Un peu plus tard, M. Duhaime a plutôt insisté sur l’importance de présenter un « calendrier où on met fin, où on a une lumière au bout du tunnel, [où] on dit : “O.K., telle date, on lève telle mesure.” » C’est ce que le gouvernement du Québec a fait le 18 mai.

Éric Duhaime a par ailleurs reproché aux partis d’opposition de ne pas avoir été « très bruyants » pour dénoncer les conséquences de l’état d’urgence sanitaire et les pouvoirs qu’il confère au gouvernement. « Ça fait des mois que l’opposition au gouvernement et aux mesures sanitaires, puis à la gestion de la crise, elle s’exprime dans la rue », a-t-il lancé.« Moi, quand je vais être élu puis que je vais rentrer à l’Assemblée nationale, le premier projet de loi que je vais déposer, je vais modifier la “Loi sur l’état d’urgence sanitaire” », a-t-il aussi déclaré, en faisant vraisemblablement référence à la Loi sur la santé publique.
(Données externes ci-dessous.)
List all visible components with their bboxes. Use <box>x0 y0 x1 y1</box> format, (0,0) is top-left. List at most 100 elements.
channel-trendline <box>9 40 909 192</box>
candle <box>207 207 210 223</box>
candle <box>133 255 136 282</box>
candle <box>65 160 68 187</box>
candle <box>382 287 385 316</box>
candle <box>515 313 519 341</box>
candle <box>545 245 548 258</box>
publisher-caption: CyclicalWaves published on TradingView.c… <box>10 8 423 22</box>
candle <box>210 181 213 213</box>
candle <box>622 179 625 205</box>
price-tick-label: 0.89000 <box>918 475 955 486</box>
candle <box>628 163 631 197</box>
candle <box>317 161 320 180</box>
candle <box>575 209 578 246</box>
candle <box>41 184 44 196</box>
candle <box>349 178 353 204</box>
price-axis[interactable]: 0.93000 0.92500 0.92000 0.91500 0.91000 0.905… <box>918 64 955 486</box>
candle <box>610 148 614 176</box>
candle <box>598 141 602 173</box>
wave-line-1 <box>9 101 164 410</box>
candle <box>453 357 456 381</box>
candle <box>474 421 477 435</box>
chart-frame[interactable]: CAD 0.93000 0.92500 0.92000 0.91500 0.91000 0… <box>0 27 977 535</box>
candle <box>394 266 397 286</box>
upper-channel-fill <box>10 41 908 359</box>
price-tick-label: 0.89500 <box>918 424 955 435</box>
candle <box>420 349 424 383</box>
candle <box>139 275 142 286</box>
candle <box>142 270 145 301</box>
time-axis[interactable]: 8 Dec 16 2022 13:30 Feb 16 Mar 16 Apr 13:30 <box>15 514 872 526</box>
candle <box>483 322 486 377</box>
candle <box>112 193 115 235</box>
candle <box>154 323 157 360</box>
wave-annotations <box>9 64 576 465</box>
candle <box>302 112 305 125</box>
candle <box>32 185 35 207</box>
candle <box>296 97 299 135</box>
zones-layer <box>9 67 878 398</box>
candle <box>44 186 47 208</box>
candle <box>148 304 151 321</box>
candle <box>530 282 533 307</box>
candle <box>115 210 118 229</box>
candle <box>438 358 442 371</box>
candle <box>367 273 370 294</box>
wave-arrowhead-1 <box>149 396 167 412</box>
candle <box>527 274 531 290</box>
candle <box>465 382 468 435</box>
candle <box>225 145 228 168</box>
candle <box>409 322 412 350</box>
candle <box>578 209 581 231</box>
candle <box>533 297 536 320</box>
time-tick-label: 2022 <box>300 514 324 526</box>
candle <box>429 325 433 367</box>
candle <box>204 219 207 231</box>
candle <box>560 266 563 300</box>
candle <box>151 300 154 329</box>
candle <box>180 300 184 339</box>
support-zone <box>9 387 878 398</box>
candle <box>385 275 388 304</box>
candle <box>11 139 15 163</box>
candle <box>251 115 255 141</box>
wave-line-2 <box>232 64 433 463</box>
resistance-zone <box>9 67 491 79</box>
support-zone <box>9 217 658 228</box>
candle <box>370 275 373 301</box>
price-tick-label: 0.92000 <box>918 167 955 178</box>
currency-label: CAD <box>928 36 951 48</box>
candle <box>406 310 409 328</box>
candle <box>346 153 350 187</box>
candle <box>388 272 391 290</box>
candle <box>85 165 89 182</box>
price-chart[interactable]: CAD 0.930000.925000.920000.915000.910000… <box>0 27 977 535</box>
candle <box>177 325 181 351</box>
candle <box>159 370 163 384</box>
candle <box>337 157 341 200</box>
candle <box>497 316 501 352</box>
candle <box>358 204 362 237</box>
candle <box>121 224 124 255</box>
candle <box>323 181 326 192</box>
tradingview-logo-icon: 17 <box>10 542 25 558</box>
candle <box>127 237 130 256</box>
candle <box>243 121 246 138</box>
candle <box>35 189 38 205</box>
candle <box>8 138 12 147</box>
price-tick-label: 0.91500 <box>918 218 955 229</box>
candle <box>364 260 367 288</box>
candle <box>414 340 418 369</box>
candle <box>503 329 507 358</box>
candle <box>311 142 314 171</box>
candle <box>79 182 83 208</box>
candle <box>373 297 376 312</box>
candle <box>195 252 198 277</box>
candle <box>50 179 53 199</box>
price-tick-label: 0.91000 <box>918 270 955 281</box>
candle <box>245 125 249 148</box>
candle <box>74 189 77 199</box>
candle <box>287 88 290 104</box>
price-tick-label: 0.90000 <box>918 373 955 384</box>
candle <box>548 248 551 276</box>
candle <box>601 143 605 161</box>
Dans les faits, les partis d’opposition critiquent le renouvellement de l’état d’urgence sanitaire depuis un an. À l’instar de M. Duhaime, certains élus ont aussi participé à une manifestation réclamant la fin de la suspension des programmes de sports-études.

Un chef « plus démocratique »

En tant que chef, Éric Duhaime a dit souhaiter être « plus démocratique », sans renier pour autant l’ensemble des positions qu’il a défendues par le passé. « Ce n’est pas parce qu’on est dans un parti qu’on est obligés d’être 100 % d’accord avec tout », a-t-il dit, en ajoutant que « l’opinion, ce n’est pas le programme du parti ».

Le chef conservateur n’a pas voulu dire si l’activité humaine avait un rôle à jouer dans les changements climatiques, préférant attendre que son parti se réunisse pour en discuter. « C’est sûr que les changements climatiques ont toujours existé, et là on parle d’une accélération. On va en débattre », a-t-il déclaré. À ses côtés, sa nouvelle collègue a dit penser « que les humains ont quelque chose à voir là-dedans ».

Ni Mme Samson ni M. Duhaime n’ont donné leur opinion sur la stratégie à adopter pour lutter contre les féminicides. « Vous ne pouvez pas me demander ça à moi personnellement », a répondu la première. Le second a éludé la question en qualifiant le confinement d’« extrême ». « On a souvent enfermé, malheureusement, les victimes avec leurs bourreaux pendant plusieurs mois », a-t-il affirmé.

Éric Duhaime a par ailleurs confirmé que Claire Samson avait sollicité le président de l’Assemblée nationale, François Paradis, pour qu’il l’autorise à être identifiée au PCQ, comme le permet le règlement.